A certain mythology surrounds Wilco these days. They’re known as the Chicago band that popularized indie music. They’ve had a contentious documentary made about them the same year they released their most commercially successful, and critically adored record, Yankee Hotel Foxtrot. They even created their own music festival, Solid Sound. Bandleader Jeff Tweedy himself has become synonymous with “dad rock,” in terms of the direction Wilco’s latest albums have drifted, as well as literally writing and recording an album with his son Spencer under the appropriate, if obviously named, group Tweedy.
Before Wilco became the beacon of lasting alternative music, however, there was A.M., released by Sire/Reprise in 1995. Debut single “Box Full Of Letters” led the record with its convertible-driving rock and roll disguising a break-up. Later, “Casino Queen,” which is now considered a staple at Wilco shows, includes a fiddle solo that current guitarist Nels Cline absolutely crushes today.
But A.M. garnered mediocre reviews and sales when it was released. In fact, the LP came from contentious roots. Tweedy originally performed with singer/songwriter Jay Farrar in the alt-country group Uncle Tupelo before forming Wilco. The two young musicians met in English class at Belleville West High School in 1981. With drummer Mike Heidorn, the trio released its 1990 debut No Depression. Named for a Carter Family Song, the record somehow melds traditional folk, punk tempos, harmonies and cowbells. It, too, has become its own legacy recording.
Farrar actually served as the primary songwriter in Uncle Tupelo, so when they broke up in 1994, most fans eagerly waited for Farrar’s new project Son Volt. A.M., released just barely before Son Volt’s much-preferred debut Trace, was generally considered Tweedy’s version of the continuation of Uncle Tupelo. In truth, it represented the competition between Tweedy and Farrar.

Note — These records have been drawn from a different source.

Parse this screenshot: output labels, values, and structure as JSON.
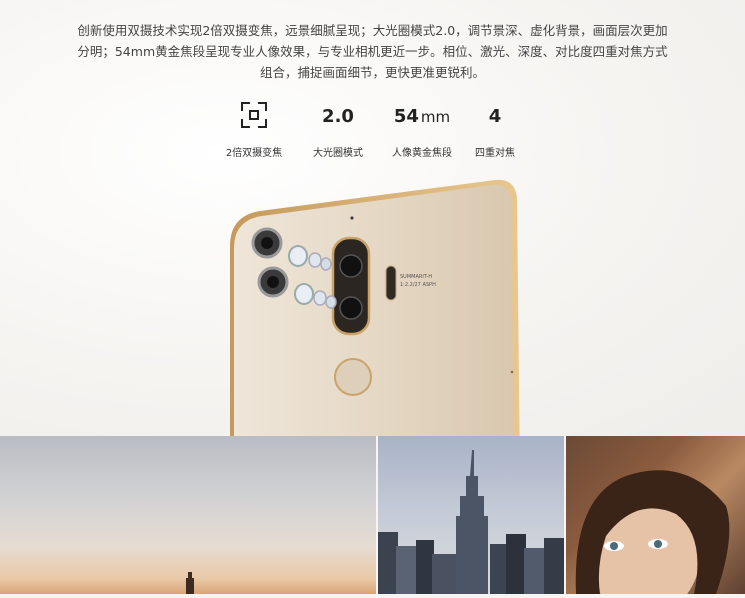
{
  "intro": {
    "line1": "创新使用双摄技术实现2倍双摄变焦，远景细腻呈现；大光圈模式2.0，调节景深、虚化背景，画面层次更加",
    "line2": "分明；54mm黄金焦段呈现专业人像效果，与专业相机更近一步。相位、激光、深度、对比度四重对焦方式",
    "line3": "组合，捕捉画面细节，更快更准更锐利。"
  },
  "stats": [
    {
      "icon": "focus-frame-icon",
      "label": "2倍双摄变焦"
    },
    {
      "value": "2.0",
      "label": "大光圈模式"
    },
    {
      "value": "54",
      "unit": "mm",
      "label": "人像黄金焦段"
    },
    {
      "value": "4",
      "label": "四重对焦"
    }
  ],
  "phone": {
    "lens_text_1": "SUMMARIT-H",
    "lens_text_2": "1:2.2/27 ASPH",
    "body_color": "#e3d6c3",
    "accent_color": "#c9a36a"
  },
  "photos": [
    "city-skyline-sunset",
    "empire-state-building",
    "woman-portrait"
  ]
}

Listening to A.M. today actually exposes all of these influences. It’s seems strange that it came out the same year as Pavement’s Wowee Zowee, Sleater-Kinney’s debut, or even Elliott Smith’s self-titled LP. Those albums in particular so reflect what was happening around those artists—the popularization of grunge, the start of riot grrrl, and beginnings of emo-folk. But A.M. isn’t quite alternative rock, either. It doesn’t exactly fit lumped alongside what we now equate to the genre’s leaders like R.E.M. (college rock), Radiohead (experimental), Blur (Britpop), and others.
Rather, A.M. seems to look backward as much as it foreshadows the future of Wilco. Even from the Top 40 radio homage in the title and album artwork, the record considers its history. From Uncle Tupelo, Wilco borrows the alt-country genre tag. Pedal steel guitars and traditional bluegrass instrumentation mingle with the standard guitar-drums-bass rock band set-up. Tracks like the twangy “Pick Up The Change” and banjo hoedown “That’s Not The Issue” emphasize these country roots. At the time, Rolling Stone even compared A.M.to ‘60s folk rock icons like Gram Parsons and Neil Young. And looking even further back, Uncle Tupelo influences like Grand Ole Opry mainstay Hank Williams can be heard on ballads like “It’s Just That Simple.” The song, the only Wilco tune penned by bassist/multi-instrumentalist John Stirratt, follows the heartache and pedal steel sadness of deep cuts like “I Can’t Help It (If I’m Still In Love With You).”
But in the context of Wilco’s now nine-record discography, A.M. is the precisely logical beginning. The spotlight on Tweedy’s raspy, booze and weed-worn vocals is, of course, a highlight of the band’s sound. And the band’s experimentalism in blending these influences in the first place seems to predict how Wilco could go from the ambitious double LP like Being There to Woody Guthrie covers with Billy Bragg in the Mermaid Avenue sessions, or from blues rock noodlers on the underappreciated Sky Blue Sky all the way to benevolent industry rulers who buck the system by releasing new albums like Star Wars overnight for free. A.M. began the band’s mythology, but like most tales of folklore, its roots reach even deeper down.